Object.is()

# Axel Rauschmayer (11 years ago)

The use case for Object.is() that I see is to have a version of ===, as a function, that allows one to detect/search for NaN. For that use case, distinguishing +0 and -0 seems problematic (they are equated almost everywhere else). Should they really be distinguished by Object.is()?

# Alex Kocharin (11 years ago)

I wonder why isn't it ====. Would be funny.

+0 and -0 should be distinguished there. If you don't want them to be, you can always use comparison operators.

# Brendan Eich (11 years ago)

We talked about this at the last last TC39 meeting. I joked about adding Object.isz, or (in honor of @izs) Object.izs. But we didn't add anything. You can write it yourself, of course (just modify the Object.is polyfill).

# Axel Rauschmayer (11 years ago)

We talked about this at the last last TC39 meeting. I joked about adding Object.isz, or (in honor of @izs) Object.izs.

;-)

But we didn't add anything. You can write it yourself, of course (just modify the Object.is polyfill).

My question … is: Wouldn’t Object.is() be more useful if it didn’t distinguish +0 and -0?

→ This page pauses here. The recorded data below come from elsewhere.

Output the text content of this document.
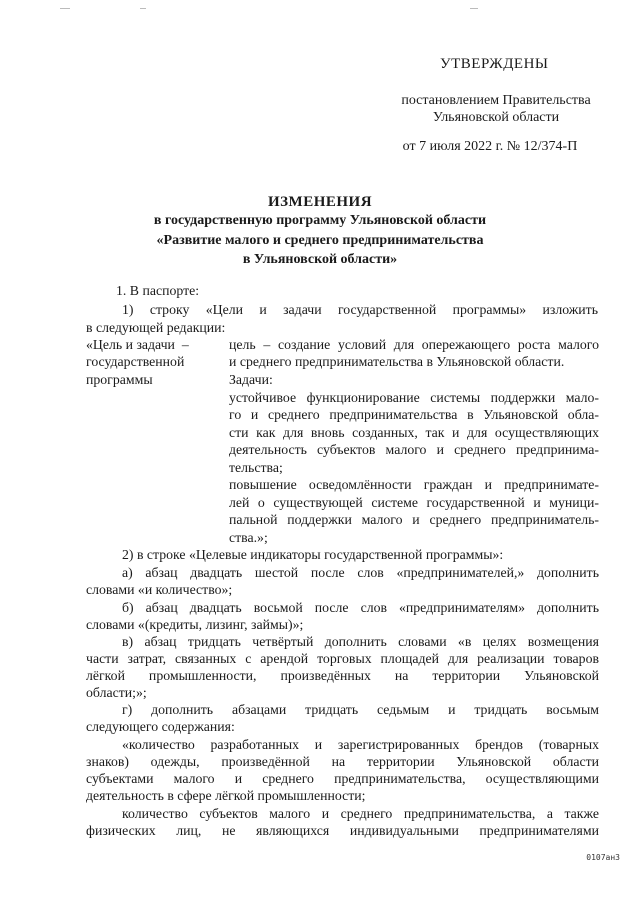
УТВЕРЖДЕНЫ
постановлением Правительства
Ульяновской области
от 7 июля 2022 г. № 12/374-П
ИЗМЕНЕНИЯ
в государственную программу Ульяновской области
«Развитие малого и среднего предпринимательства
в Ульяновской области»
1. В паспорте:
1) строку «Цели и задачи государственной программы» изложить
в следующей редакции:
«Цель и задачи  –
государственной
программы
цель – создание условий для опережающего роста малого
и среднего предпринимательства в Ульяновской области.
Задачи:
устойчивое функционирование системы поддержки мало-
го и среднего предпринимательства в Ульяновской обла-
сти как для вновь созданных, так и для осуществляющих
деятельность субъектов малого и среднего предпринима-
тельства;
повышение осведомлённости граждан и предпринимате-
лей о существующей системе государственной и муници-
пальной поддержки малого и среднего предприниматель-
ства.»;
2) в строке «Целевые индикаторы государственной программы»:
а) абзац двадцать шестой после слов «предпринимателей,» дополнить
словами «и количество»;
б) абзац двадцать восьмой после слов «предпринимателям» дополнить
словами «(кредиты, лизинг, займы)»;
в) абзац тридцать четвёртый дополнить словами «в целях возмещения
части затрат, связанных с арендой торговых площадей для реализации товаров
лёгкой промышленности, произведённых на территории Ульяновской
области;»;
г) дополнить абзацами тридцать седьмым и тридцать восьмым
следующего содержания:
«количество разработанных и зарегистрированных брендов (товарных
знаков) одежды, произведённой на территории Ульяновской области
субъектами малого и среднего предпринимательства, осуществляющими
деятельность в сфере лёгкой промышленности;
количество субъектов малого и среднего предпринимательства, а также
физических лиц, не являющихся индивидуальными предпринимателями
0107ан3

# Adam Ahmed (11 years ago)

If anecdotal sharing is valuable...

As a JS web developer, I'd say so. I use isNaN weekly, and have never once had to distinguish +/-0. It may be useful in some very limited cases, but for me Object.is would be much more valuable without it. Having the distinction means that in most cases I won't be able to use Object.is because I want +0 to equal -0.

# Domenic Denicola (11 years ago)

If the thought is that distinguishing +0 and -0 is never useful, then the goal should be to stop distinguishing between them wherever possible.

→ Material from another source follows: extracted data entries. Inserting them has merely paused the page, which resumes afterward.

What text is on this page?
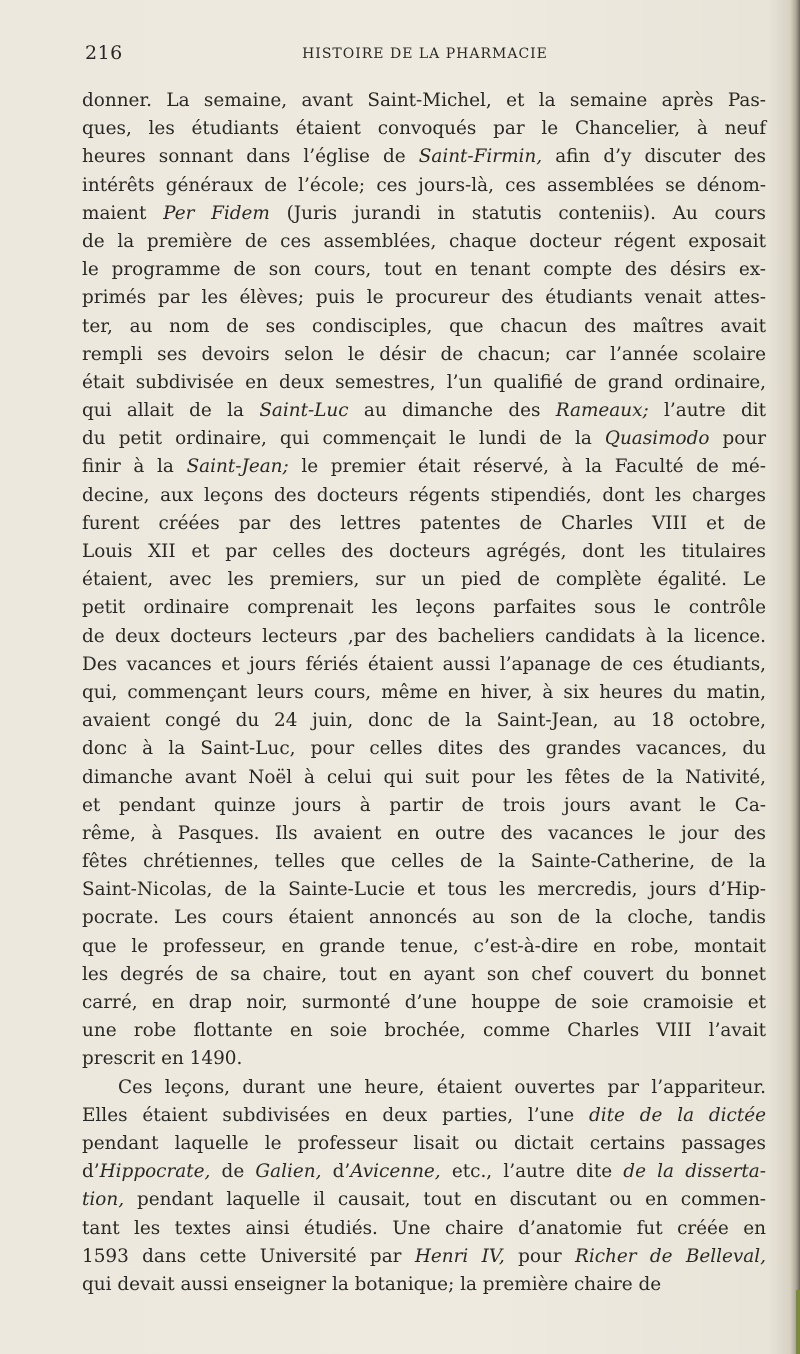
216	HISTOIRE DE LA PHARMACIE
donner. La semaine, avant Saint-Michel, et la semaine après Pas-
ques, les étudiants étaient convoqués par le Chancelier, à neuf
heures sonnant dans l’église de Saint-Firmin, afin d’y discuter des
intérêts généraux de l’école; ces jours-là, ces assemblées se dénom-
maient Per Fidem (Juris jurandi in statutis conteniis). Au cours
de la première de ces assemblées, chaque docteur régent exposait
le programme de son cours, tout en tenant compte des désirs ex-
primés par les élèves; puis le procureur des étudiants venait attes-
ter, au nom de ses condisciples, que chacun des maîtres avait
rempli ses devoirs selon le désir de chacun; car l’année scolaire
était subdivisée en deux semestres, l’un qualifié de grand ordinaire,
qui allait de la Saint-Luc au dimanche des Rameaux; l’autre dit
du petit ordinaire, qui commençait le lundi de la Quasimodo pour
finir à la Saint-Jean; le premier était réservé, à la Faculté de mé-
decine, aux leçons des docteurs régents stipendiés, dont les charges
furent créées par des lettres patentes de Charles VIII et de
Louis XII et par celles des docteurs agrégés, dont les titulaires
étaient, avec les premiers, sur un pied de complète égalité. Le
petit ordinaire comprenait les leçons parfaites sous le contrôle
de deux docteurs lecteurs ,par des bacheliers candidats à la licence.
Des vacances et jours fériés étaient aussi l’apanage de ces étudiants,
qui, commençant leurs cours, même en hiver, à six heures du matin,
avaient congé du 24 juin, donc de la Saint-Jean, au 18 octobre,
donc à la Saint-Luc, pour celles dites des grandes vacances, du
dimanche avant Noël à celui qui suit pour les fêtes de la Nativité,
et pendant quinze jours à partir de trois jours avant le Ca-
rême, à Pasques. Ils avaient en outre des vacances le jour des
fêtes chrétiennes, telles que celles de la Sainte-Catherine, de la
Saint-Nicolas, de la Sainte-Lucie et tous les mercredis, jours d’Hip-
pocrate. Les cours étaient annoncés au son de la cloche, tandis
que le professeur, en grande tenue, c’est-à-dire en robe, montait
les degrés de sa chaire, tout en ayant son chef couvert du bonnet
carré, en drap noir, surmonté d’une houppe de soie cramoisie et
une robe flottante en soie brochée, comme Charles VIII l’avait
prescrit en 1490.
Ces leçons, durant une heure, étaient ouvertes par l’appariteur.
Elles étaient subdivisées en deux parties, l’une dite de la dictée
pendant laquelle le professeur lisait ou dictait certains passages
d’Hippocrate, de Galien, d’Avicenne, etc., l’autre dite de la disserta-
tion, pendant laquelle il causait, tout en discutant ou en commen-
tant les textes ainsi étudiés. Une chaire d’anatomie fut créée en
1593 dans cette Université par Henri IV, pour Richer de Belleval,
qui devait aussi enseigner la botanique; la première chaire de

Currently there are three "strict-ish" equality tests: Strict Equality Comparison (===), SameValueZero, and SameValue (Object.is). We'll leave Abstract Equality Comparison (==) out of this.

  • Strict Equality Comparison is used in case matching, Array.prototype.indexOf, Array.prototype.lastIndexOf, and ===.
  • SameValueZero is used for Maps and Sets, plus something about ArrayBuffer lengths.
  • SameValue is used in many places throughout the spec, especially relating to property values; it is also used for WeakMaps and WeakSets.

Note that most of the uses of SameValue are cases where the input is already guaranteed to be either an object (e.g. prototypes, property descriptor set functions) or a string (property keys). So many of them could be replaced with SameValueZero, or even Strict Equality Comparison, without consequence.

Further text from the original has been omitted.